Lorenz von Stein (* 15. November 1815 in Borby bei Eckernförde als Wasmer Jakob Lorentz; † 23. September 1890 in Hadersdorf-Weidlingau) war ein deutscher Staatsrechtslehrer, Soziologe und Nationalökonom.

Leben

Bis 1832 war er Schüler des Christians-Pflegeheims in Eckernförde. Von 1835 bis 1839 studierte Lorenz von Stein an den Universitäten in Kiel und Jena Philosophie und Rechtswissenschaft. Während seines Studiums wurde er 1836 Mitglied der Burschenschaft Albertina Kiel und 1837 Mitglied der Vereinigten Burschenschaft auf dem Burgkeller Jena.[1] In den Jahren 1841/42 folgten Studien- und Forschungsaufenthalte in Berlin und Paris. Nach seiner Habilitation in Kiel wurde er ebendort erst Privatdozent und 1846 außerordentlicher Professor der Staatswissenschaften. 1848 hielt Stein sich als Beobachter für die Frankfurter Nationalversammlung noch einmal in Paris auf.

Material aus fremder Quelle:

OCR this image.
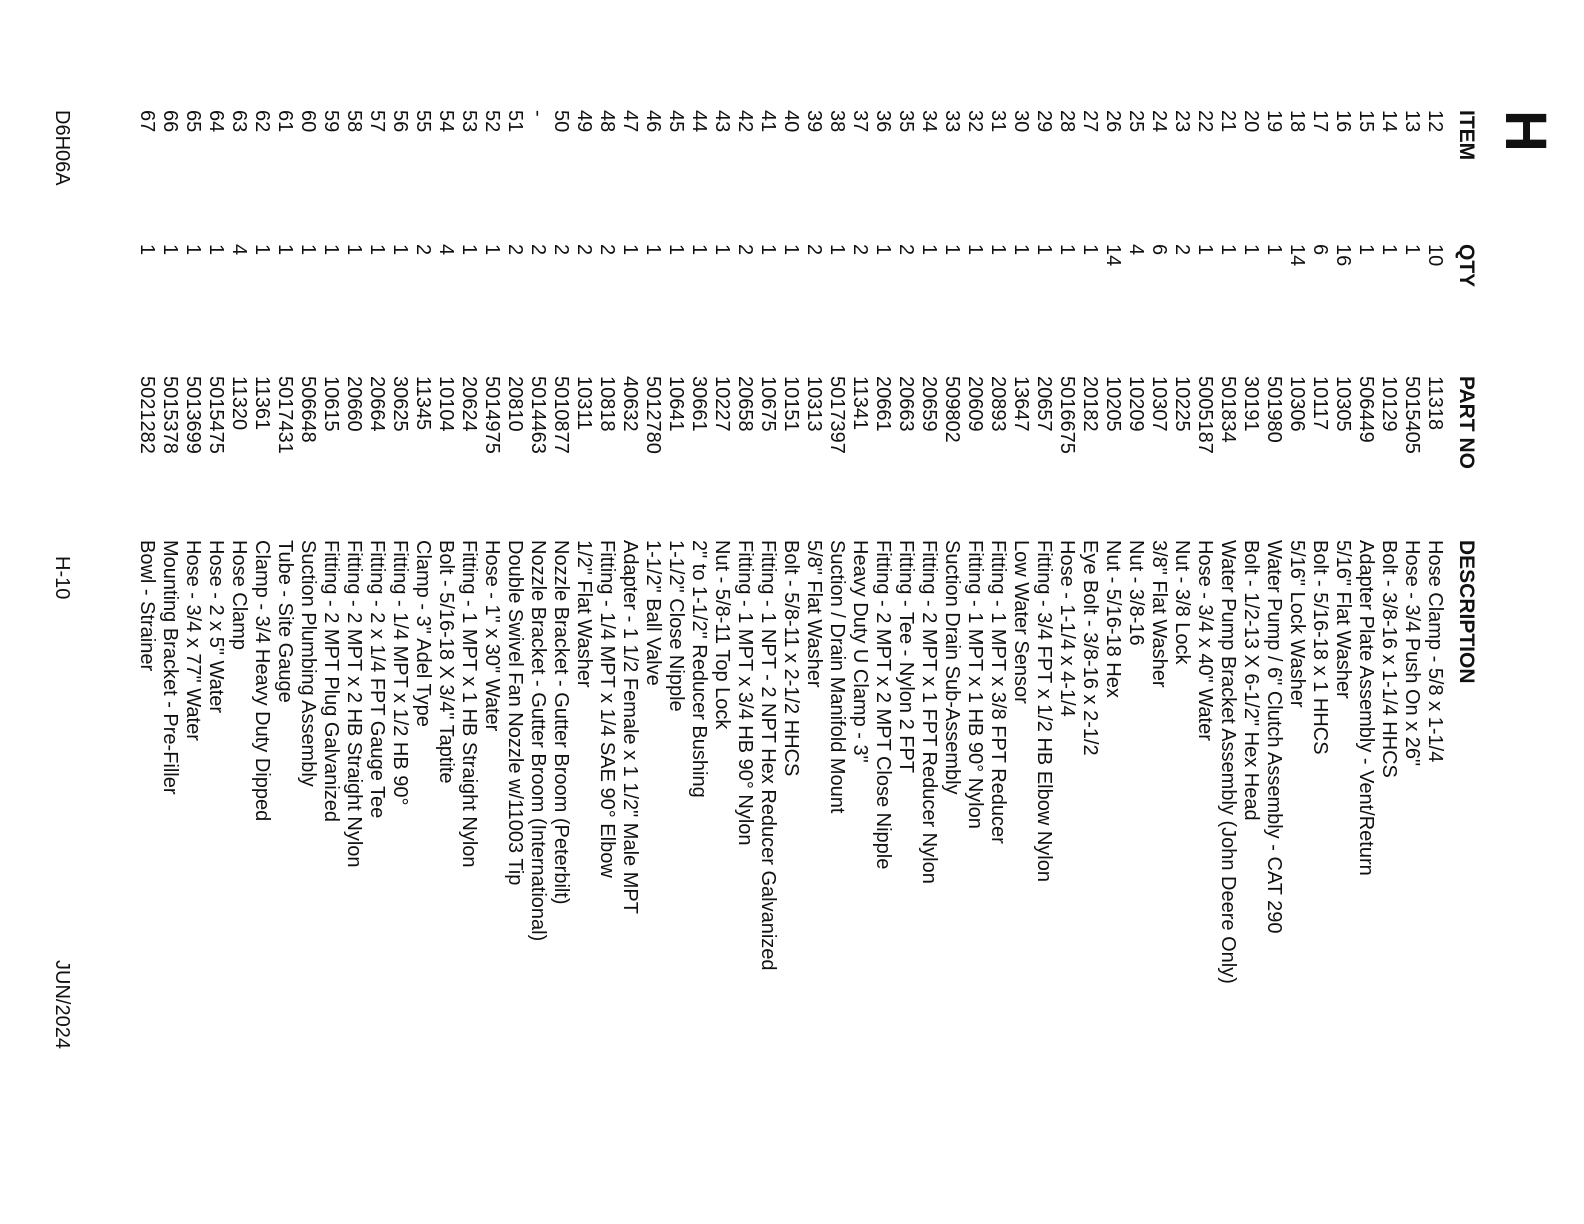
H
ITEM
QTY
PART NO
DESCRIPTION
12
10
11318
Hose Clamp - 5/8 x 1-1/4
13
1
5015405
Hose - 3/4 Push On x 26"
14
1
10129
Bolt - 3/8-16 x 1-1/4 HHCS
15
1
506449
Adapter Plate Assembly - Vent/Return
16
16
10305
5/16" Flat Washer
17
6
10117
Bolt - 5/16-18 x 1 HHCS
18
14
10306
5/16" Lock Washer
19
1
501980
Water Pump / 6" Clutch Assembly - CAT 290
20
1
30191
Bolt - 1/2-13 X 6-1/2" Hex Head
21
1
501834
Water Pump Bracket Assembly (John Deere Only)
22
1
5005187
Hose - 3/4 x 40" Water
23
2
10225
Nut - 3/8 Lock
24
6
10307
3/8" Flat Washer
25
4
10209
Nut - 3/8-16
26
14
10205
Nut - 5/16-18 Hex
27
1
20182
Eye Bolt - 3/8-16 x 2-1/2
28
1
5016675
Hose - 1-1/4 x 4-1/4
29
1
20657
Fitting - 3/4 FPT x 1/2 HB Elbow Nylon
30
1
13647
Low Water Sensor
31
1
20893
Fitting - 1 MPT x 3/8 FPT Reducer
32
1
20609
Fitting - 1 MPT x 1 HB 90° Nylon
33
1
509802
Suction Drain Sub-Assembly
34
1
20659
Fitting - 2 MPT x 1 FPT Reducer Nylon
35
2
20663
Fitting - Tee - Nylon 2 FPT
36
1
20661
Fitting - 2 MPT x 2 MPT Close Nipple
37
2
11341
Heavy Duty U Clamp - 3"
38
1
5017397
Suction / Drain Manifold Mount
39
2
10313
5/8" Flat Washer
40
1
10151
Bolt - 5/8-11 x 2-1/2 HHCS
41
1
10675
Fitting - 1 NPT - 2 NPT Hex Reducer Galvanized
42
2
20658
Fitting - 1 MPT x 3/4 HB 90° Nylon
43
1
10227
Nut - 5/8-11 Top Lock
44
1
30661
2" to 1-1/2" Reducer Bushing
45
1
10641
1-1/2" Close Nipple
46
1
5012780
1-1/2" Ball Valve
47
1
40632
Adapter - 1 1/2 Female x 1 1/2" Male MPT
48
2
10818
Fitting - 1/4 MPT x 1/4 SAE 90° Elbow
49
2
10311
1/2" Flat Washer
50
2
5010877
Nozzle Bracket - Gutter Broom (Peterbilt)
-
2
5014463
Nozzle Bracket - Gutter Broom (International)
51
2
20810
Double Swivel Fan Nozzle w/11003 Tip
52
1
5014975
Hose - 1" x 30" Water
53
1
20624
Fitting - 1 MPT x 1 HB Straight Nylon
54
4
10104
Bolt - 5/16-18 X 3/4" Taptite
55
2
11345
Clamp - 3" Adel Type
56
1
30625
Fitting - 1/4 MPT x 1/2 HB 90°
57
1
20664
Fitting - 2 x 1/4 FPT Gauge Tee
58
1
20660
Fitting - 2 MPT x 2 HB Straight Nylon
59
1
10615
Fitting - 2 MPT Plug Galvanized
60
1
506648
Suction Plumbing Assembly
61
1
5017431
Tube - Site Gauge
62
1
11361
Clamp - 3/4 Heavy Duty Dipped
63
4
11320
Hose Clamp
64
1
5015475
Hose - 2 x 5" Water
65
1
5013699
Hose - 3/4 x 77" Water
66
1
5015378
Mounting Bracket - Pre-Filler
67
1
5021282
Bowl - Strainer
D6H06A
H-10
JUN/2024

Bei den Wahlen zur konstituierenden schleswig-holsteinischen Landesversammlung 1848 scheiterte er im 4. holsteinischen Wahlbezirk (Kiel, Plön). In einer Nachwahl am 28. März 1850 wurde er dann im 23. Holsteinischen Wahlbezirk (Preetz) in die Landesversammlung gewählt.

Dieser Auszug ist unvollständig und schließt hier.